Queen Califia's Magical Circle

This magical kingdom rises above the winter landscape in an explosion of color.  My travel buddy did not know what to expect.  I had decided to keep it a secret.  "This better be worth it," he complained as we took a detour into Escondido on our way to San Diego last weekend.  I drag the poor guy to art installations all over the state of California.  Some are bad.  Some are good.  This was WOW!

Located down a path in the middle of Kit Carson Park, it is not an easy place to find, but definitely worth the effort.  I guarantee once you enter the black and white maze and step into Queen Califia's realm, you will not want to leave.
This incredible sculpture garden was created by Niki de Saint Phalle.  I discovered her work while visiting Paris in the 1980's.  Her voluptuous female figures across from the Pompidou Center were more memorable to me than anything in the Louvre.  I only learned recently that she moved to La Jolla in 1994 for health reasons and fell in love with our state.  In honor of California, she created this garden around the mythical black queen, Califia, after whom our state was named.  The garden took four years to complete.  Sadly, the artist died in 2002.

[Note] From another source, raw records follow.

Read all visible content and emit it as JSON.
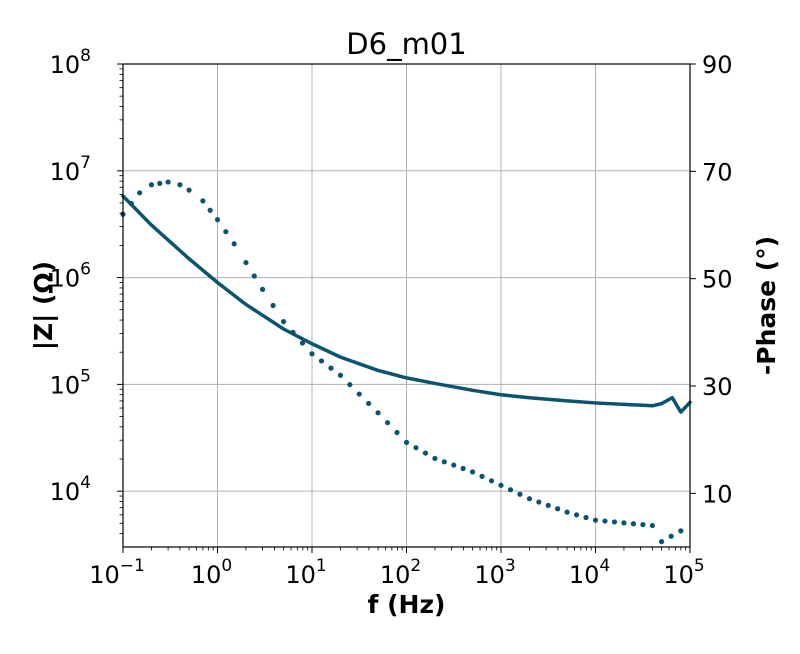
{
  "chart_data": {
    "type": "line",
    "title": "D6_m01",
    "xlabel": "f (Hz)",
    "ylabel": "|Z| (Ω)",
    "y2label": "-Phase (°)",
    "xscale": "log",
    "yscale": "log",
    "xlim": [
      0.1,
      100000
    ],
    "ylim": [
      3000,
      100000000
    ],
    "y2lim": [
      0,
      90
    ],
    "grid": true,
    "color": "#0a5470",
    "x_ticks": [
      {
        "base": "10",
        "exp": "−1",
        "value": 0.1
      },
      {
        "base": "10",
        "exp": "0",
        "value": 1
      },
      {
        "base": "10",
        "exp": "1",
        "value": 10
      },
      {
        "base": "10",
        "exp": "2",
        "value": 100
      },
      {
        "base": "10",
        "exp": "3",
        "value": 1000
      },
      {
        "base": "10",
        "exp": "4",
        "value": 10000
      },
      {
        "base": "10",
        "exp": "5",
        "value": 100000
      }
    ],
    "y_ticks": [
      {
        "base": "10",
        "exp": "4",
        "value": 10000
      },
      {
        "base": "10",
        "exp": "5",
        "value": 100000
      },
      {
        "base": "10",
        "exp": "6",
        "value": 1000000
      },
      {
        "base": "10",
        "exp": "7",
        "value": 10000000
      },
      {
        "base": "10",
        "exp": "8",
        "value": 100000000
      }
    ],
    "y2_ticks": [
      {
        "label": "10",
        "value": 10
      },
      {
        "label": "30",
        "value": 30
      },
      {
        "label": "50",
        "value": 50
      },
      {
        "label": "70",
        "value": 70
      },
      {
        "label": "90",
        "value": 90
      }
    ],
    "series": [
      {
        "axis": "left",
        "style": "solid",
        "x": [
          0.1,
          0.2,
          0.5,
          1,
          2,
          5,
          10,
          20,
          50,
          100,
          200,
          500,
          1000,
          2000,
          5000,
          10000,
          20000,
          40000,
          50000,
          65000,
          80000,
          100000
        ],
        "y": [
          5800000,
          3100000,
          1500000,
          900000,
          560000,
          330000,
          240000,
          180000,
          135000,
          115000,
          102000,
          88000,
          80000,
          75000,
          70000,
          67000,
          65000,
          63000,
          66000,
          75000,
          55000,
          68000
        ]
      },
      {
        "axis": "right",
        "style": "dotted",
        "x": [
          0.1,
          0.15,
          0.2,
          0.3,
          0.4,
          0.5,
          0.7,
          1,
          1.5,
          2,
          3,
          5,
          10,
          20,
          50,
          100,
          200,
          500,
          1000,
          2000,
          5000,
          10000,
          20000,
          40000,
          50000,
          80000
        ],
        "y": [
          62,
          66,
          67.5,
          68,
          67.5,
          66.5,
          64.5,
          61,
          56.5,
          53,
          48,
          42,
          36,
          32,
          25,
          19.5,
          16.5,
          14,
          11.5,
          9,
          6.5,
          5,
          4.5,
          4,
          1,
          3
        ]
      }
    ]
  }
}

Queen Califia was created by Spanish writer Garci Rodriquez de Montalvo around 1500 in his novel Las sergas de Esplandian.  Califia, a powerful female warrior, lived on an island filled with gold and riches.  She and her army of women flew to Constantinople on a flock of griffins to join the Muslims in their fight against the Christians.  She was defeated and taken prisoner.   In the book she eventually returns to California for further adventures, but she is no longer a pagan.  She is a married Christian woman!
Queen Califia rules over her kingdom on a tall griffin-shaped temple.  Underneath the temple sits a large golden egg, representing the fertility of women and the birth of humanity.  Around her are eight totemic sculptures, each with images of a powerful female figure.  Massive, undulating snakes line the garden walls reminding us of Eve's downfall in the Garden of Eden (lest we get a bit too uppity!).
We marveled at the colors, textures and patterns of the mosaics.  Each piece of travertine, agate, quartz and turquoise is highly polished and positioned  . . .well, perfectly.  "This is not outsider art," my travel buddy commented.  "This woman was a pro."  She used mirrors, as well, so the sculptures are reflected from where ever you stand.  It is an absolute delight.